This project is an example usage of the jsForce library.
##setup Install node, grunt-cli, and bower.
https://nodejs.org/en/ http://gruntjs.com/getting-started http://bower.io/#install-bower
You will also need redis, a local key value store
After installation start redis, the default port is used in the application.
<Install Location>/redis/current/src/redis-server
Run npm install and bower update
cd jsForceInAction
npm install
bower update
You will need to create a connected app for OAuth credentials for Salesforce. See this blog post for instructions on getting that information. https://developer.salesforce.com/blogs/developer-relations/2015/08/creating-jquery-application-using-rest-api.html
Copy the clientId and secret and populate the values under the 'app.key' and 'app.secret' properties.

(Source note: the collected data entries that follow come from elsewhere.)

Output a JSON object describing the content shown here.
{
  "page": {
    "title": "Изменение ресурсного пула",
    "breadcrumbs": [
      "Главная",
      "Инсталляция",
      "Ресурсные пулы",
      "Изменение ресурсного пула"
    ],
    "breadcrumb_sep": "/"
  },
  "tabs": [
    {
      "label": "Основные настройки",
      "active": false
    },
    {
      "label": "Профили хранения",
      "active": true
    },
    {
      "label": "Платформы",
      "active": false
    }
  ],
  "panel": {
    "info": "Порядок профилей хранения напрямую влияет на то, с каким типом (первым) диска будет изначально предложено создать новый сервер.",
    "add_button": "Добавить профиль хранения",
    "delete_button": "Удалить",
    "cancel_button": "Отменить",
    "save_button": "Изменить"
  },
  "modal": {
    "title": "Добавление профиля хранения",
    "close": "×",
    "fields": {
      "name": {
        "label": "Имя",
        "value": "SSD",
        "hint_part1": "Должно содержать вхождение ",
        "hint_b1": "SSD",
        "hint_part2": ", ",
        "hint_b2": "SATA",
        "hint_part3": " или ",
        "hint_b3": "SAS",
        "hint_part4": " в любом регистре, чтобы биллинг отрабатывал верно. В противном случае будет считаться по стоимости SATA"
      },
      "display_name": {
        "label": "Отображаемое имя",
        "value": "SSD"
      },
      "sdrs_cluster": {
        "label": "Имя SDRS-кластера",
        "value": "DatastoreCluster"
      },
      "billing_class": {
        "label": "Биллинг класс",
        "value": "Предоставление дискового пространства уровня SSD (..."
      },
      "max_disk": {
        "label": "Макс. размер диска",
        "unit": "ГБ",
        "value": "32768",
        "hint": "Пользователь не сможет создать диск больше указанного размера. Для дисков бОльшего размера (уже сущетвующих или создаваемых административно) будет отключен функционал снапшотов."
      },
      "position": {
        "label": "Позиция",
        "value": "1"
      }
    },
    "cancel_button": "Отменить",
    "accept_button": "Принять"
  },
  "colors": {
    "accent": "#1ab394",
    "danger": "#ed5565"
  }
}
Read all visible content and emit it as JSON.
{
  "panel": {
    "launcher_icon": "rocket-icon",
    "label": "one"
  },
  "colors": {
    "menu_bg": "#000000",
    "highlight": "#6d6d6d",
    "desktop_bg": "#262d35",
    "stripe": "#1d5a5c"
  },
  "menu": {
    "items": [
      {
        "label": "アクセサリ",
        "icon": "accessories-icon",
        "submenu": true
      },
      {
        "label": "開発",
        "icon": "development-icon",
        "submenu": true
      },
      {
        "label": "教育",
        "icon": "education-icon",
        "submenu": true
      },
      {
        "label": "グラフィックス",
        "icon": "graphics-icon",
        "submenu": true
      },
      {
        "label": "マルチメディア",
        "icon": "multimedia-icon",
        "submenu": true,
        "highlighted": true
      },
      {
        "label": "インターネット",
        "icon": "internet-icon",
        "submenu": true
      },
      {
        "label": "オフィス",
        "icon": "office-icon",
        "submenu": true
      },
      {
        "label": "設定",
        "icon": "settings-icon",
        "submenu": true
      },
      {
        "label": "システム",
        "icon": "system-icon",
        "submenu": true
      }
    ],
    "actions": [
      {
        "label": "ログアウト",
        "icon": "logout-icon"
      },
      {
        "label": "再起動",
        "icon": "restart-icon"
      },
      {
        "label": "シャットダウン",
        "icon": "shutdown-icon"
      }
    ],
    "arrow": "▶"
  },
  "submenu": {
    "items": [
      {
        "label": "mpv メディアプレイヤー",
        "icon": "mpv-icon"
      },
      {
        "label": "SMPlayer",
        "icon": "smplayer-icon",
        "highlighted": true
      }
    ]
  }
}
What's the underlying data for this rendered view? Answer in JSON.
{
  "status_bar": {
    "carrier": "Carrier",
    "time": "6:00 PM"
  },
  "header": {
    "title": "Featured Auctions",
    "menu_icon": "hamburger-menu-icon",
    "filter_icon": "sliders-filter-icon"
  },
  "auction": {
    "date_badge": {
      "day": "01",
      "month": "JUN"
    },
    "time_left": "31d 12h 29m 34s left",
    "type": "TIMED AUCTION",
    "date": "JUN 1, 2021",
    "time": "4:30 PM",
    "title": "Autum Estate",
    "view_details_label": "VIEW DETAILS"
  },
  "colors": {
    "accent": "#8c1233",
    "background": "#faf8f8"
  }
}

server/config/environment/development.json
Set two environment variables. Note that you will need to update the NODE_PATH to match your local install directory.
export NODE_PATH=development
export NODE_PATH=/Users/gbockus/local:/Users/gbockus/local/lib/node_modules:/Users/gbockus/github/jsForceInAction/server
Execute the grunt serve command
grunt serve
Open a browser to https://localhost:21000
The part of this application that relates to jsforce can be found in the following files:
server/services/SalesforceService.js
server/services/SalesforceService.spec.js
The SalesforceService.js file is where jsforce is being integrated with bluebird promised and used to interact with Salesforce. The SalesforceService.spec.js file is where the service function are being tested.